Masaccio ve Michelangelo’ya ilham veren bitişikteki Cappella Peruzzi’de daha fazlasını aramak isteyeceksiniz . Donatello’nun Christ Crucified’ı Floransa Rönesans hümanizminin en iyi örneklerinden biri olarak kabul edilir. Cappella Baroncelli’deki freskler Taddeo Gaddi’nin en büyük eseridir.

Floransa

Palazzo Pitti (Pitti Sarayı)

Pitti Sarayı kompleksinde geçireceğiniz bir gün (ve hepsini gezmek için bir gün geçirebilirsiniz) Floransa’nın sunduğu birçok şeyden küçük bir tat almanızı sağlar: olağanüstü bir sanat galerisi, bir Medici sarayı, Floransa zanaatkarlığı, müzeler, tarih, kraliyet daireleri ve İtalya’nın en önemli bahçelerinden biri.

Floransa

Bargello Sarayı Ulusal Müzesi

Sadece dört Michelangelo şaheseri bile Bargello Sarayı’nı Floransa’da yapılacaklar listenize eklemeniz için yeterli bir sebeptir. Donatello, della Robbias, Cellini, Brunelleschi, Ghiberti ve 14. ila 16. yüzyıl Toskana sanatçılarının eserleri sarayı doldururken, fildişi oymalarla dolu bir oda ve bir majolika koleksiyonu da bulunmaktadır.

Floransa

Bardini Müzesi ve Bahçeleri

19.yüzyılın sonlarında, sanatçı ve koleksiyoncu Stefano Bardini, Floransa’ya bakan Oltrarno’daki bir yamaçta bir grup bina satın aldı. 14. yüzyıldan kalma bir şapel ve eski bir sarayın da aralarında bulunduğu bu binalardan, sanat koleksiyonları ve paha biçilmez antikalar için bir ortam yarattı.

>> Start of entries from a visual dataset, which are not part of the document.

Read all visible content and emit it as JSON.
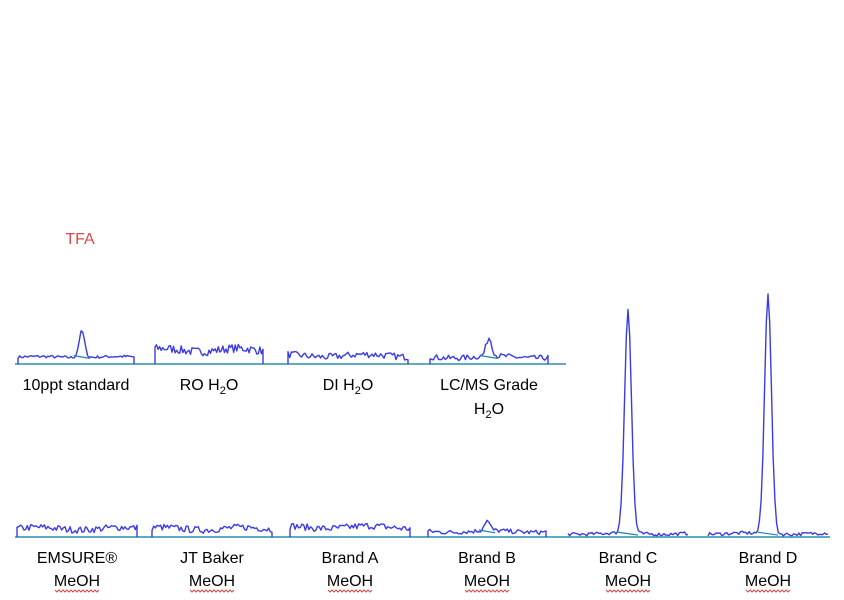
{
  "colors": {
    "trace": "#3b3be6",
    "baseline": "#1f7fb0",
    "axis": "#2a8fb0",
    "peak_label": "#e04848",
    "squiggle": "#d24a4a"
  },
  "chart_data": {
    "type": "line",
    "grid": false,
    "legend": "none",
    "peak_label": "TFA",
    "rows": [
      {
        "panels": [
          {
            "label": [
              "10ppt standard"
            ],
            "noise": [
              0.25,
              0.05
            ],
            "peak": {
              "at": 0.55,
              "height": 0.95,
              "width": 0.05
            },
            "step": true
          },
          {
            "label": [
              "RO H",
              "2",
              "O"
            ],
            "noise": [
              0.5,
              0.15
            ],
            "peak": null,
            "step": true
          },
          {
            "label": [
              "DI H",
              "2",
              "O"
            ],
            "noise": [
              0.3,
              0.12
            ],
            "peak": null,
            "step": true
          },
          {
            "label": [
              "LC/MS Grade",
              "H",
              "2",
              "O"
            ],
            "noise": [
              0.25,
              0.1
            ],
            "peak": {
              "at": 0.5,
              "height": 0.65,
              "width": 0.05
            },
            "step": true
          }
        ]
      },
      {
        "panels": [
          {
            "label": [
              "EMSURE®",
              "MeOH"
            ],
            "noise": [
              0.3,
              0.12
            ],
            "peak": null,
            "step": true
          },
          {
            "label": [
              "JT Baker",
              "MeOH"
            ],
            "noise": [
              0.3,
              0.12
            ],
            "peak": null,
            "step": true
          },
          {
            "label": [
              "Brand A",
              "MeOH"
            ],
            "noise": [
              0.35,
              0.12
            ],
            "peak": null,
            "step": true
          },
          {
            "label": [
              "Brand B",
              "MeOH"
            ],
            "noise": [
              0.2,
              0.08
            ],
            "peak": {
              "at": 0.5,
              "height": 0.35,
              "width": 0.05
            },
            "step": true
          },
          {
            "label": [
              "Brand C",
              "MeOH"
            ],
            "noise": [
              0.12,
              0.06
            ],
            "peak": {
              "at": 0.5,
              "height": 8.0,
              "width": 0.06
            },
            "step": false
          },
          {
            "label": [
              "Brand D",
              "MeOH"
            ],
            "noise": [
              0.12,
              0.06
            ],
            "peak": {
              "at": 0.5,
              "height": 8.6,
              "width": 0.06
            },
            "step": false
          }
        ]
      }
    ]
  }
}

Bu müzeyi yaratmak için yıkılmış ortaçağ ve Rönesans binalarından kurtarılan mimari özellikleri kullandı. Anıtsal şömineler, kapılar ve pencereler, sütunlar, oyma taş işçiliği, tüm merdivenler, paneller, oyma Venedik ahşap işçiliği, hatta tüm tavanlar, eşit derecede eksantrik koleksiyonları için oldukça eksantrik bir eve dönüştürüldü.